Roughdraft, the word processor.

Well, I’ve talked about writing gadgets on this blog, but never really thought to blog about writing software until today. (This changed when I was suddenly inspired by a Storywonk podcast.) So, I’ll tell you about my favorite word processor for writing new material.

Now, when I’m actually writing, the key for me has to be speed. I’ve never really found something like MS Word or Works to be good for keeping up with me when I’m coming up with new stuff, and on windows, OpenOffice writer didn’t seem to cut it either. (I find much speedier on the linux eeePC, which is good, since abiWord sucks and they’re apparently the only two options in Ubuntu town if you want to work with RTF files. But anyway…)

The thing is, I don’t want to write in a program that’s bloated down with a lot of features that I’m not going to use for writing. Each feature takes up RAM, it occupies space on the menu or the toolbar, and it’s a potential distraction. Of course, once the initial writing is done and I’m doing revision or formatting a manuscript, something like MS word is clearly the better choice.

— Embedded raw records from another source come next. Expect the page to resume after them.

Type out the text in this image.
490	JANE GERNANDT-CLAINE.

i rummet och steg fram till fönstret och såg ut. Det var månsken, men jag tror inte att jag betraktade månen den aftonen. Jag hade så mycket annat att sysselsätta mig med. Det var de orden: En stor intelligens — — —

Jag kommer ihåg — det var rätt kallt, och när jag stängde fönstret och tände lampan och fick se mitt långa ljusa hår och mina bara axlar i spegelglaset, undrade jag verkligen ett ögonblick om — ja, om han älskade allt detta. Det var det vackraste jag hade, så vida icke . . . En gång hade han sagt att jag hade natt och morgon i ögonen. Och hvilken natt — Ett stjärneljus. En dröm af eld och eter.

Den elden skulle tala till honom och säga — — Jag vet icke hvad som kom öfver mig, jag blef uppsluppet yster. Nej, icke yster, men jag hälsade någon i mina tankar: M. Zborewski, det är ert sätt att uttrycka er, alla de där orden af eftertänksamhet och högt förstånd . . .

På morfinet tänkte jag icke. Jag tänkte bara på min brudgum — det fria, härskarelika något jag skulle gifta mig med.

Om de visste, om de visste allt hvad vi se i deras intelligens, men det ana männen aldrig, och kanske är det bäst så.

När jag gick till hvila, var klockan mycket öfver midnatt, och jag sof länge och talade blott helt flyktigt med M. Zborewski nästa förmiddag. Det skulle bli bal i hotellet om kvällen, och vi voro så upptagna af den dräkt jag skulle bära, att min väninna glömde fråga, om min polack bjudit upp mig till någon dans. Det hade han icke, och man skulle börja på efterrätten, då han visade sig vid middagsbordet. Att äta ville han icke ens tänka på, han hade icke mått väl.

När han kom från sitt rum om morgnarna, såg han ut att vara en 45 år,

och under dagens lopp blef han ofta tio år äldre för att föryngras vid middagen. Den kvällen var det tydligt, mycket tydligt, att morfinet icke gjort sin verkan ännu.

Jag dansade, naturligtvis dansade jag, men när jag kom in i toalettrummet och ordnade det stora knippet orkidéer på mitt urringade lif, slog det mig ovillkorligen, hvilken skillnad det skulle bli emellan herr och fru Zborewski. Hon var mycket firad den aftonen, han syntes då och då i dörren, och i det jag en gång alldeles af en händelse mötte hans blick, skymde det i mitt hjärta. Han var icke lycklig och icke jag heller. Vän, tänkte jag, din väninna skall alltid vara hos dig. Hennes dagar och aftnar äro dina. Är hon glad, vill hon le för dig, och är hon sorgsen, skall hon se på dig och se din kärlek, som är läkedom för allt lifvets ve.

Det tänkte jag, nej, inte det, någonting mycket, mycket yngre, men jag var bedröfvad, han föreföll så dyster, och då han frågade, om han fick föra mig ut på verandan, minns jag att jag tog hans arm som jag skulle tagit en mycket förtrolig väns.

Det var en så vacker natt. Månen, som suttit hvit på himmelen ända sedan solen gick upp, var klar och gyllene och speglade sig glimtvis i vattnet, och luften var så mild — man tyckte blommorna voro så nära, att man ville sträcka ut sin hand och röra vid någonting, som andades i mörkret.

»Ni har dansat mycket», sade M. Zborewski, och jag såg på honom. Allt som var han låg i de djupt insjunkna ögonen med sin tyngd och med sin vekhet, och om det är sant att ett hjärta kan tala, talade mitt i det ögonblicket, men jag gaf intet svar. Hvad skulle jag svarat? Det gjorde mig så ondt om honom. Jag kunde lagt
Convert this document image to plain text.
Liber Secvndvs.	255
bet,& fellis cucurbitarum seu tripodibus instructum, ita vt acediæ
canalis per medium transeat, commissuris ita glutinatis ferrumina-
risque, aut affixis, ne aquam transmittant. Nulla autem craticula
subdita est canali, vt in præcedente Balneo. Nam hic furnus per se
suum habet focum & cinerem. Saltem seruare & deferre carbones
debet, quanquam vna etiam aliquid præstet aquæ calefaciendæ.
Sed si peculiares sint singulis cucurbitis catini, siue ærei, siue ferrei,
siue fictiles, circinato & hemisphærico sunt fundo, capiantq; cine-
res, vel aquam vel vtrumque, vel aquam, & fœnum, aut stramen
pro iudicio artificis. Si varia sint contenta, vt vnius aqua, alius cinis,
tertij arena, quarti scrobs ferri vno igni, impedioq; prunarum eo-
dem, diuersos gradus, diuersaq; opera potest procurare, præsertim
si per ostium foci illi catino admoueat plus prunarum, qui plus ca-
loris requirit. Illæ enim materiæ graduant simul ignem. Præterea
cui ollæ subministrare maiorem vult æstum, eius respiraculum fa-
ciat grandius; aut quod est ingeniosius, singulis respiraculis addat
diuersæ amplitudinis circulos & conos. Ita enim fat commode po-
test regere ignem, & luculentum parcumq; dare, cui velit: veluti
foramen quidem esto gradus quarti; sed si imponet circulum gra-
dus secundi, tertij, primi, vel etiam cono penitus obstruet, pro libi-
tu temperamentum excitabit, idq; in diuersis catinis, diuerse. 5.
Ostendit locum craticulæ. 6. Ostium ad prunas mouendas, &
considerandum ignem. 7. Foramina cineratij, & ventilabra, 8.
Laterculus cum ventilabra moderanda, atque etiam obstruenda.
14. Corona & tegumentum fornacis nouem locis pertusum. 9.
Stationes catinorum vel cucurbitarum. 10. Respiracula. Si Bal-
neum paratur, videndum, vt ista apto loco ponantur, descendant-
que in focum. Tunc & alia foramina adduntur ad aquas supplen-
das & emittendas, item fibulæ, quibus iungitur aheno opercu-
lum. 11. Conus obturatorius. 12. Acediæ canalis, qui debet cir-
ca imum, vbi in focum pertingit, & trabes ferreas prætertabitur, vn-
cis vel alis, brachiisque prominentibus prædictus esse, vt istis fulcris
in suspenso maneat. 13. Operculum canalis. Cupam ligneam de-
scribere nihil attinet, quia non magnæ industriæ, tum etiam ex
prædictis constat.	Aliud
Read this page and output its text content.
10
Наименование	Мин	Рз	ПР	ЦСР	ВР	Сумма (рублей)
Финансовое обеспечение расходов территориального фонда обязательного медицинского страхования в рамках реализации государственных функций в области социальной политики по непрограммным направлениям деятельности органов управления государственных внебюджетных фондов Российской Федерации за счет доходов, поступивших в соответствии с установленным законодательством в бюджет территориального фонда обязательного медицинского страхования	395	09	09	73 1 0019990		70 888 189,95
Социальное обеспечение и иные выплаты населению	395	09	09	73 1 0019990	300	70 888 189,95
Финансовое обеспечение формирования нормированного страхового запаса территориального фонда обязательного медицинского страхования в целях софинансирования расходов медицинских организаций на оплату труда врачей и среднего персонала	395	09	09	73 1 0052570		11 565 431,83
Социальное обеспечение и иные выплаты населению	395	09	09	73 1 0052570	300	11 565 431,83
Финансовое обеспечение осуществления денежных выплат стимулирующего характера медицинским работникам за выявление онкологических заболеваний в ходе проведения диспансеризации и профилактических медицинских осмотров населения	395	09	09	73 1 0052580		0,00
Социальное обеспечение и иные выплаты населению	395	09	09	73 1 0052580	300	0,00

For a long time, I was writing my stuff in WordPad and then copying to a more feature-rich word processor when I needed to – like to check on my word count. This became very frustrating once I was participating in National Novel Writing Month or NaNoWriYe and began to live or die by my word count.

Around this time, I discovered Roughdraft, a donationware word processor for Windows. Most of why I like it is, it’s essentially WordPad with a few really valuable added features, and few unneeded ones to bloat it down. The extra features I use more often are the word count and the page preview, essentially two different ways of checking on my progress.


It’s not a perfect program, and has been abandoned by the developer as of 2009, but I do think it’s really good and would encourage you to check it out if this description makes it sound like something that you’d be interested in.


2 Responses to Roughdraft, the word processor.

  1. Mike says:

    huh…I like MS Word…but you outpace it when you write? O.o… I never heard of that happening.


    • Well, I definitely remember being frustrated with the pace of something – I couldn’t tell you if it was MS Word or OpenOffice, and it was definitely on some fairly old hardware. Come to think of it, it might not have been in the middle of just typing, but hitting the control-save keys and then wanting to keep right on writing.

      It’s been so long since I tried writing full-tilt in Word that I’m not sure if it would still happen on newer computers. I guess I’m a creature of habit in some ways.